Moonlight shadow tells about the life of a girl, who lose her boyfriend in car accident. Her boyfriend's brother also lost his loved one, and both of them suffer. Moonlight shadow is somehow amazingly real. It's like a foggy, beautiful memory of someone who have passed away long time ago, who you desperately remember and want to meet again.
In Moonlight shadow, Yoshimoto's best gifts as a writer are set free. And she is able to grasp the moment, bringing out some amazingly beautiful and important thing of human life. Personally, I must say that I found something important about myself after I read Moonlight Shadow.
All three stories handle difficult topic, a sorrowful feeling of losing someone close. One of Yoshimoto's goals as a writer is to discover nostalgia, this extraordinary human feeling, and make interesting experiments with it.
I feel that her stories are not only wonderful journeys into human's psyche, but also good guide of finding oneself, and finding a beauty from daily life. Read more about Kitchen, the movie
|"Late at night the trees in my garden seemed to shine.
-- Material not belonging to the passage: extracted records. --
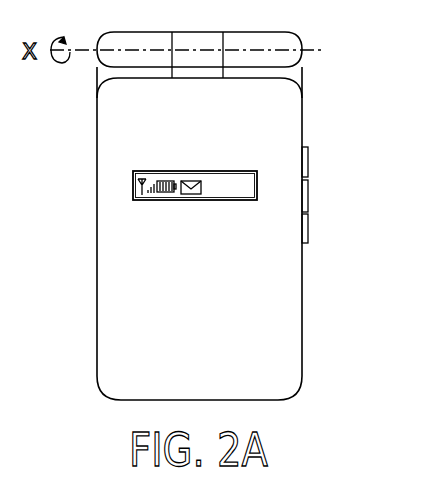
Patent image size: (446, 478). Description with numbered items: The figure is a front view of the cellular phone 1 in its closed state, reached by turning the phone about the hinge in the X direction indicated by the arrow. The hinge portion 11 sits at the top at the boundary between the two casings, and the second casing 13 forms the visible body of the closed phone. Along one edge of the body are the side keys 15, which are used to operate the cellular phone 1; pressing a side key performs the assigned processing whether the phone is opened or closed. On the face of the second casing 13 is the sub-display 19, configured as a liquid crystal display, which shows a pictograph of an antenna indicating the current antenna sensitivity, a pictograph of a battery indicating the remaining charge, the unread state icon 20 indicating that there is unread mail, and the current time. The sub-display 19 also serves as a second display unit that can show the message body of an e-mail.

The cellular phone 1 is at (320, 318).
The hinge portion 11 is at (302, 40).
The second casing 13 is at (97, 239).
The side keys 15 is at (318, 142).
The sub-display 19 is at (208, 137).
The unread state icon 20 is at (189, 179).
Awash in light from the street, the quiet glittering green of the leaves and the deep brown of the trunk seemed startlingly vivid." -Love Songs|
Yoshimoto's later works, "Asleep", translated by Michael Emmerich, was something a bit different from her other works. She's been advanced as a writer and her new books are sophisticated and surrealistic. But still easy to understand. In contrast to her old style of writing, she don't describe things so straight, and she often talks through symbols.
Asleep is a collection of three shortstories. Since they all fit so well together, and they all have this same kind of sleepy atmosphere, it's almost like one long story.
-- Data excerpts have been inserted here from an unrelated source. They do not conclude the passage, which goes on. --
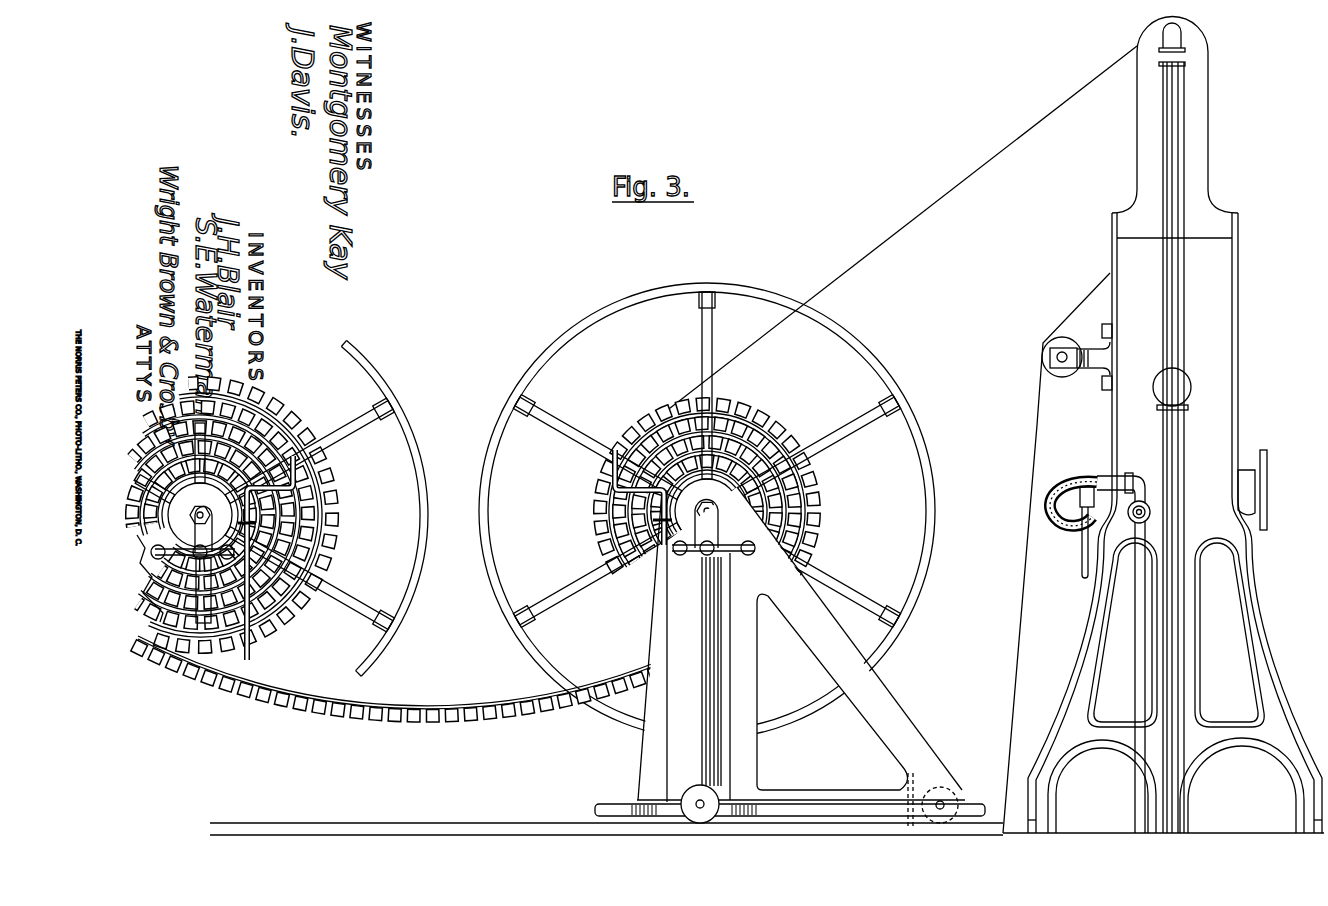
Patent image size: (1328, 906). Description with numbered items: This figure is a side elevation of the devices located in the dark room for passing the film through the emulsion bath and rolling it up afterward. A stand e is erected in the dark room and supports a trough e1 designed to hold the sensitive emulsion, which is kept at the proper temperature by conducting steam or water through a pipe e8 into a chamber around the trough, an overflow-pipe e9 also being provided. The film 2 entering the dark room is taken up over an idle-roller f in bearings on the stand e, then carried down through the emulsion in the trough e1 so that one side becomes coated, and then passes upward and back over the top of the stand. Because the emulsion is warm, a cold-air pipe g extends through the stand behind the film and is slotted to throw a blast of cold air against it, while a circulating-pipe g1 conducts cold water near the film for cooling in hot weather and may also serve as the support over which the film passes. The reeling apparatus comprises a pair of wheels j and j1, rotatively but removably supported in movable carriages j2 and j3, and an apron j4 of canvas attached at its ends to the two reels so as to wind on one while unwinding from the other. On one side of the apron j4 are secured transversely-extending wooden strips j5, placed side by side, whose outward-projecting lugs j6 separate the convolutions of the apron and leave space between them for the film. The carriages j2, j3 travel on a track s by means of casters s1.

The film 2 is at (882, 236).
The wheel j is at (707, 511).
The wheel j1 is at (281, 508).
The movable frame or carriage j2 is at (885, 716).
The movable frame or carriage j3 is at (453, 562).
The apron j4 is at (456, 702).
The transversely-extending wooden strips j5 is at (473, 515).
The outward-projecting lugs j6 is at (605, 530).
The track s is at (772, 822).
The casters s1 is at (693, 797).
The stand e is at (1163, 424).
The trough e1 is at (1240, 467).
The pipe e8 is at (1067, 477).
The overflow-pipe e9 is at (1078, 555).
The idle-roller f is at (1060, 373).
The cold-air pipe g is at (1187, 408).
The circulating-pipe g1 is at (1177, 88).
It's very transparent, and still. Like a feeling what you feel when you've just woke up from a wonderful dream, and you want to continue sleeping. Somehow sad and nostalgic, feeling of lonelines is also one of the main themes of this beautiful work.
Night and Night's Travellers, Love Songs and Asleep, they all refer interesting way to sleeping and dreams. Asleep, a story of a woman who finds herself from a relationship with a man who's wife is in coma, ends this surrealistic but beautiful piece of art.
Check also: Hardboiled / Hard Luck
Yet Banana Yoshimoto writes in a world where falsehood reigns, where big lies don't get notices, and so the not entirely true going undetected really doesn't count for much by contrast, but it is still a point of pride when Washington Post claims that her characters are entirely uncontrived and always new, never stock written by formula, to lament that it is not entirely true, that a tone of self-congratulation latent in her early work has crept in more openly with maturity, even as her new translator warms to his responsibility. It is still possible to delude oneself that Yoshimoto is fighting the good fight and in the post-Lennon world that self-deception is very precious.